If your model accepts additional metadata aside from features and label, specify a single additional column or a list of additional columns. A common use case is to include sample weights in the data samples and train a tf.keras.Model with tf.keras.Model.fit.

>>> import pandas as pd
>>> ds = ds.add_column("sample weights", lambda df: pd.Series([1] * len(df)))
>>> ds.to_tf(feature_columns="features", label_columns="target", additional_columns="sample weights")
<_OptionsDataset element_spec=(TensorSpec(shape=(None, 4), dtype=tf.float64, name='features'), TensorSpec(shape=(None,), dtype=tf.int64, name='target'), TensorSpec(shape=(None,), dtype=tf.int64, name='sample weights'))>

If your model accepts different types, shapes, or names for the additional metadata, specify the type spec of the additional column.

>>> ds.to_tf(
...     feature_columns="features",
...     label_columns="target",
...     additional_columns="sample weights",
...     additional_type_spec=tf.TensorSpec(shape=(None,), dtype=tf.float32, name="weight")
... )
<_OptionsDataset element_spec=(TensorSpec(shape=(None, 4), dtype=tf.float64, name='features'), TensorSpec(shape=(None,), dtype=tf.int64, name='target'), TensorSpec(shape=(None,), dtype=tf.float32, name='weight'))>
Parameters:
  • feature_columns – Columns that correspond to model inputs. If this is a string, the input data is a tensor. If this is a list, the input data is a dict that maps column names to their tensor representation.

  • label_columns – Columns that correspond to model targets. If this is a string, the target data is a tensor. If this is a list, the target data is a dict that maps column names to their tensor representation.

  • additional_columns – Columns that correspond to sample weights or other metadata. If this is a string, the weight data is a tensor. If this is a list, the weight data is a dict that maps column names to their tensor representation.

  • prefetch_batches – The number of batches to fetch ahead of the current batch to fetch. If set to greater than 0, a separate threadpool is used to fetch the objects to the local node, format the batches, and apply the collate_fn. Defaults to 1.

  • batch_size – Record batch size. Defaults to 1.

  • drop_last – Set to True to drop the last incomplete batch, if the dataset size is not divisible by the batch size. If False and the size of the stream is not divisible by the batch size, then the last batch is smaller. Defaults to False.

  • local_shuffle_buffer_size – If non-None, the data is randomly shuffled using a local in-memory shuffle buffer, and this value will serve as the minimum number of rows that must be in the local in-memory shuffle buffer in order to yield a batch. When there are no more rows to add to the buffer, the remaining rows in the buffer is drained. This buffer size must be greater than or equal to batch_size, and therefore batch_size must also be specified when using local shuffling.

  • local_shuffle_seed – The seed to use for the local random shuffle.

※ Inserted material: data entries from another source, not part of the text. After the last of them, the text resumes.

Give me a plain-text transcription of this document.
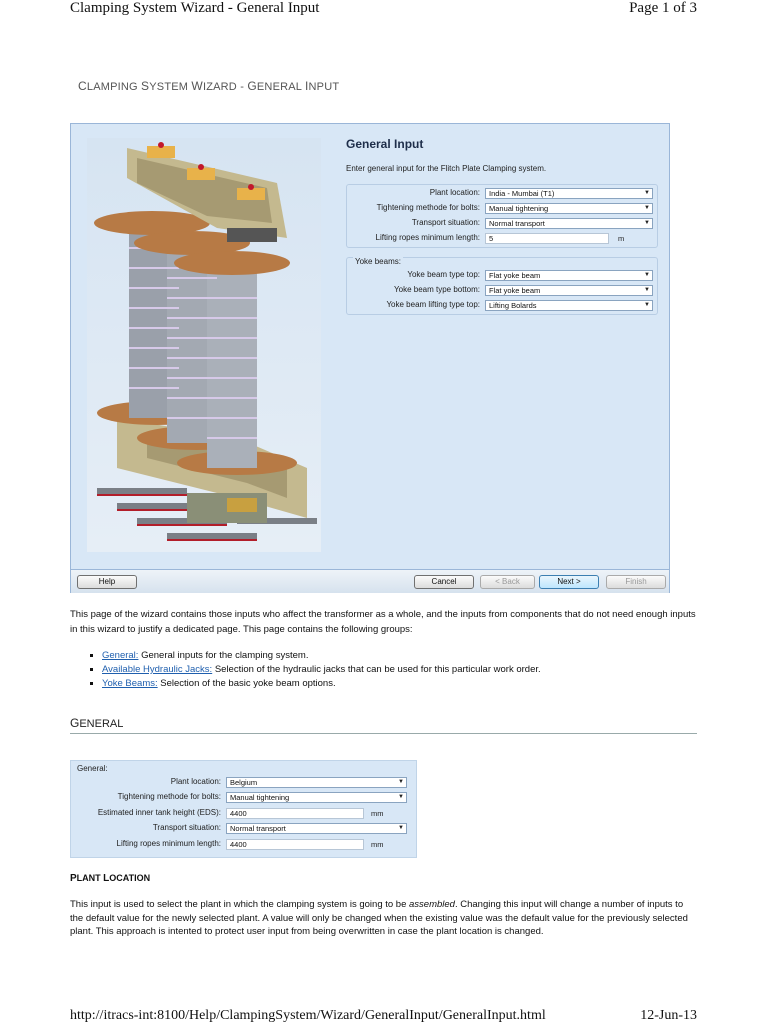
Clamping System Wizard - General Input	Page 1 of 3
CLAMPING SYSTEM WIZARD - GENERAL INPUT
General Input
Enter general input for the Flitch Plate Clamping system.
Plant location:	India - Mumbai (T1)	▼
Tightening methode for bolts:	Manual tightening	▼
Transport situation:	Normal transport	▼
Lifting ropes minimum length:	5	m
Yoke beams:
Yoke beam type top:	Flat yoke beam	▼
Yoke beam type bottom:	Flat yoke beam	▼
Yoke beam lifting type top:	Lifting Bolards	▼
Help	Cancel	< Back	Next >	Finish
This page of the wizard contains those inputs who affect the transformer as a whole, and the inputs from components that do not need enough inputs in this wizard to justify a dedicated page. This page contains the following groups:
▪ General: General inputs for the clamping system.
▪ Available Hydraulic Jacks: Selection of the hydraulic jacks that can be used for this particular work order.
▪ Yoke Beams: Selection of the basic yoke beam options.
GENERAL
General:
Plant location:	Belgium	▼
Tightening methode for bolts:	Manual tightening	▼
Estimated inner tank height (EDS):	4400	mm
Transport situation:	Normal transport	▼
Lifting ropes minimum length:	4400	mm
PLANT LOCATION
This input is used to select the plant in which the clamping system is going to be assembled. Changing this input will change a number of inputs to the default value for the newly selected plant. A value will only be changed when the existing value was the default value for the previously selected plant. This approach is intented to protect user input from being overwritten in case the plant location is changed.
http://itracs-int:8100/Help/ClampingSystem/Wizard/GeneralInput/GeneralInput.html	12-Jun-13
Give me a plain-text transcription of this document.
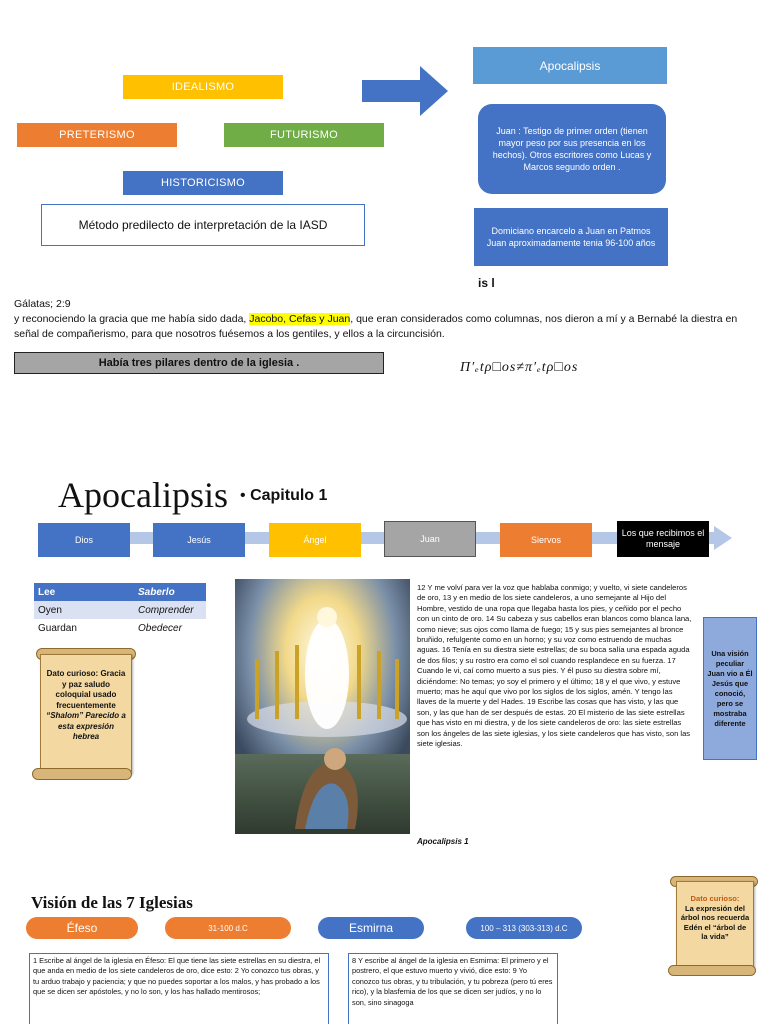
IDEALISMO
PRETERISMO	FUTURISMO
HISTORICISMO
Método predilecto de interpretación de la IASD
Apocalipsis
Juan : Testigo de primer orden (tienen mayor peso por sus presencia en los hechos). Otros escritores como Lucas y Marcos segundo orden .
Domiciano encarcelo a Juan en Patmos Juan aproximadamente tenia 96-100 años
is l
Gálatas; 2:9
y reconociendo la gracia que me había sido dada, Jacobo, Cefas y Juan, que eran considerados como columnas, nos dieron a mí y a Bernabé la diestra en señal de compañerismo, para que nosotros fuésemos a los gentiles, y ellos a la circuncisión.
Había tres pilares dentro de la iglesia .	Π′ₑtρ□os≠π′ₑtρ□os
Apocalipsis • Capitulo 1
Dios	Jesús	Ángel	Juan	Siervos
Los que recibimos el mensaje
Lee	Saberlo
Oyen	Comprender
Guardan	Obedecer
Dato curioso: Gracia y paz saludo coloquial usado frecuentemente
“Shalom” Parecido a esta expresión hebrea
12 Y me volví para ver la voz que hablaba conmigo; y vuelto, vi siete candeleros de oro, 13 y en medio de los siete candeleros, a uno semejante al Hijo del Hombre, vestido de una ropa que llegaba hasta los pies, y ceñido por el pecho con un cinto de oro. 14 Su cabeza y sus cabellos eran blancos como blanca lana, como nieve; sus ojos como llama de fuego; 15 y sus pies semejantes al bronce bruñido, refulgente como en un horno; y su voz como estruendo de muchas aguas. 16 Tenía en su diestra siete estrellas; de su boca salía una espada aguda de dos filos; y su rostro era como el sol cuando resplandece en su fuerza. 17 Cuando le vi, caí como muerto a sus pies. Y él puso su diestra sobre mí, diciéndome: No temas; yo soy el primero y el último; 18 y el que vivo, y estuve muerto; mas he aquí que vivo por los siglos de los siglos, amén. Y tengo las llaves de la muerte y del Hades. 19 Escribe las cosas que has visto, y las que son, y las que han de ser después de estas. 20 El misterio de las siete estrellas que has visto en mi diestra, y de los siete candeleros de oro: las siete estrellas son los ángeles de las siete iglesias, y los siete candeleros que has visto, son las siete iglesias.
Apocalipsis 1
Una visión peculiar Juan vio a Él Jesús que conoció, pero se mostraba diferente
Visión de las 7 Iglesias
Éfeso	31-100 d.C	Esmirna	100 – 313 (303-313) d.C
1 Escribe al ángel de la iglesia en Éfeso: El que tiene las siete estrellas en su diestra, el que anda en medio de los siete candeleros de oro, dice esto: 2 Yo conozco tus obras, y tu arduo trabajo y paciencia; y que no puedes soportar a los malos, y has probado a los que se dicen ser apóstoles, y no lo son, y los has hallado mentirosos;
8 Y escribe al ángel de la iglesia en Esmirna: El primero y el postrero, el que estuvo muerto y vivió, dice esto: 9 Yo conozco tus obras, y tu tribulación, y tu pobreza (pero tú eres rico), y la blasfemia de los que se dicen ser judíos, y no lo son, sino sinagoga
Dato curioso:
La expresión del árbol nos recuerda Edén el “árbol de la vida”
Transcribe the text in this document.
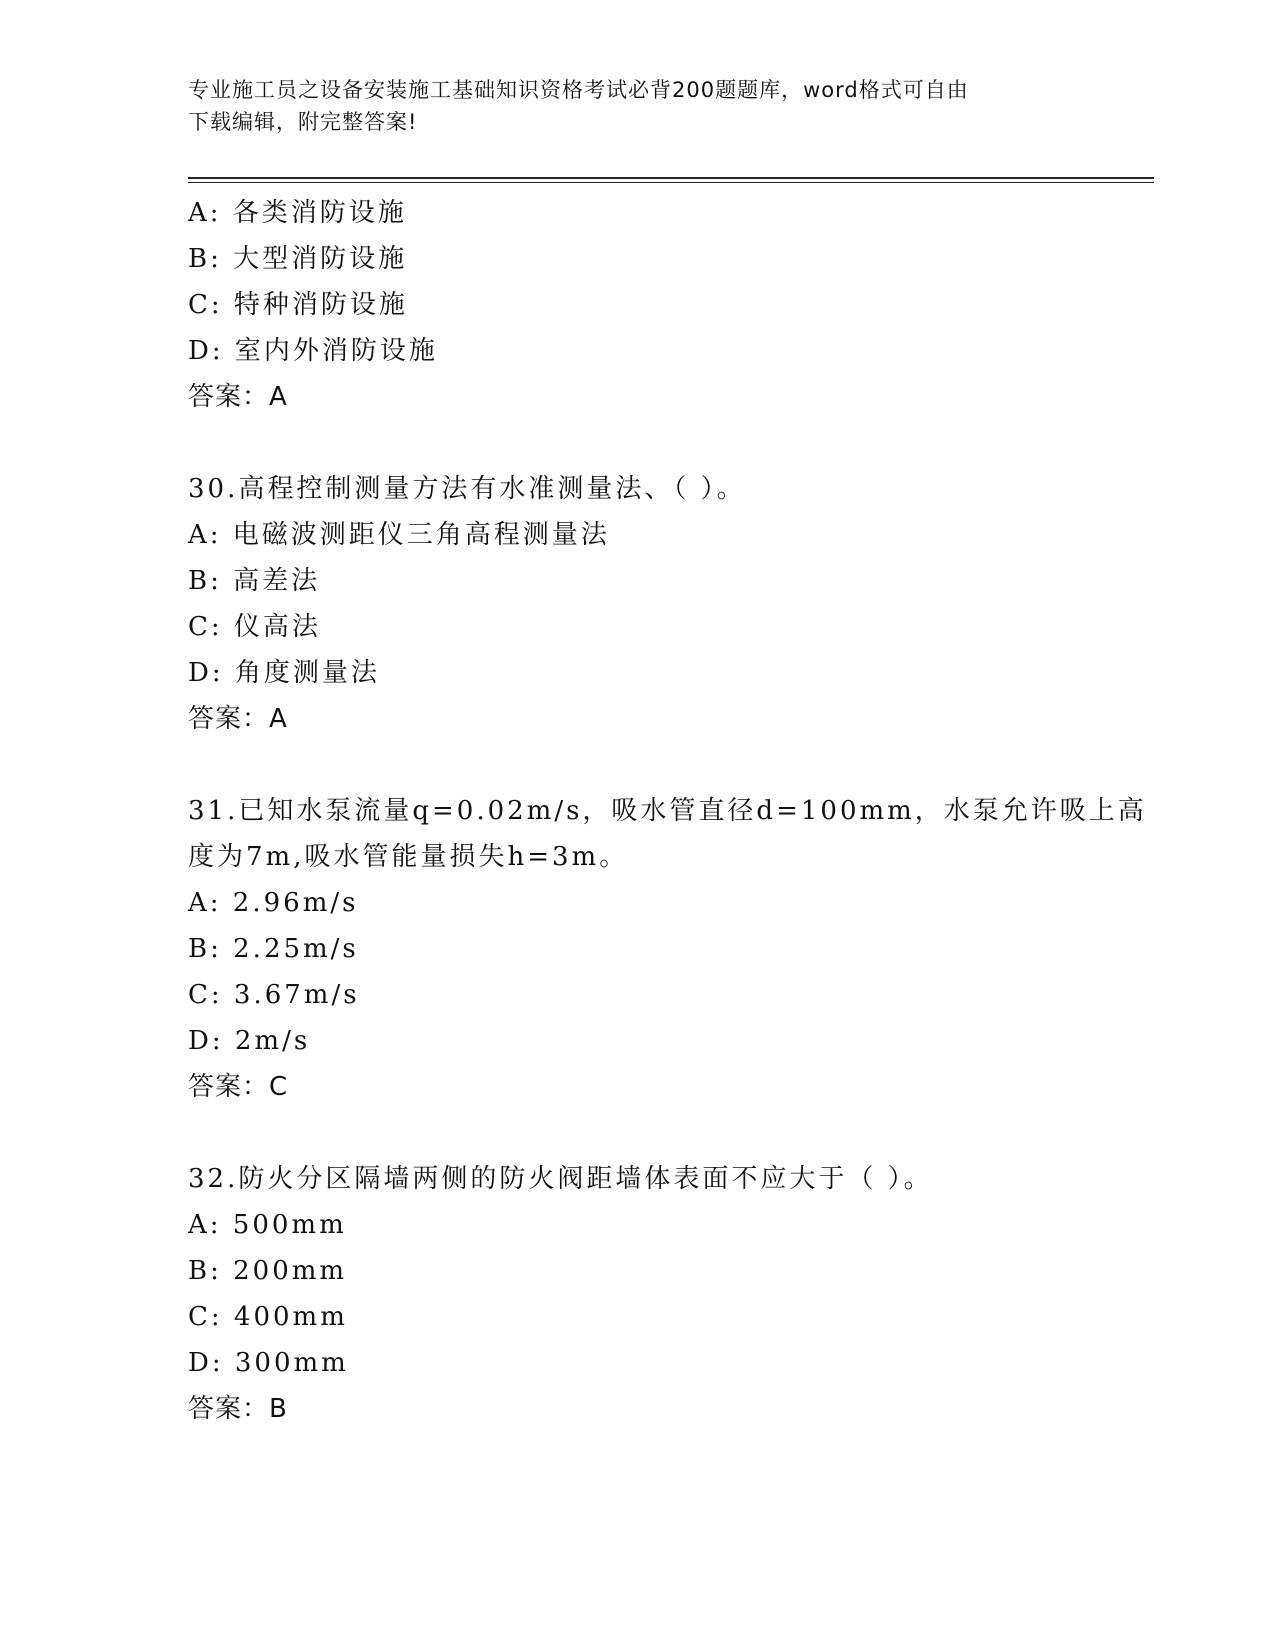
专业施工员之设备安装施工基础知识资格考试必背200题题库，word格式可自由
下载编辑，附完整答案!
A: 各类消防设施
B: 大型消防设施
C: 特种消防设施
D: 室内外消防设施
答案：A
30.高程控制测量方法有水准测量法、（ ）。
A: 电磁波测距仪三角高程测量法
B: 高差法
C: 仪高法
D: 角度测量法
答案：A
31.已知水泵流量q=0.02m/s，吸水管直径d=100mm，水泵允许吸上高
度为7m,吸水管能量损失h=3m。
A: 2.96m/s
B: 2.25m/s
C: 3.67m/s
D: 2m/s
答案：C
32.防火分区隔墙两侧的防火阀距墙体表面不应大于（ ）。
A: 500mm
B: 200mm
C: 400mm
D: 300mm
答案：B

  • feature_type_spec – The tf.TypeSpec of feature_columns. If there is only one column, specify a tf.TypeSpec. If there are multiple columns, specify a dict that maps column names to their tf.TypeSpec. Default is None to automatically infer the type of each column.

  • label_type_spec – The tf.TypeSpec of label_columns. If there is only one column, specify a tf.TypeSpec. If there are multiple columns, specify a dict that maps column names to their tf.TypeSpec. Default is None to automatically infer the type of each column.

  • additional_type_spec – The tf.TypeSpec of additional_columns. If there is only one column, specify a tf.TypeSpec. If there are multiple columns, specify a dict that maps column names to their tf.TypeSpec. Default is None to automatically infer the type of each column.

Returns:

A TensorFlow Dataset that yields inputs and targets.

See also

iter_tf_batches()

Call this method if you need more flexibility.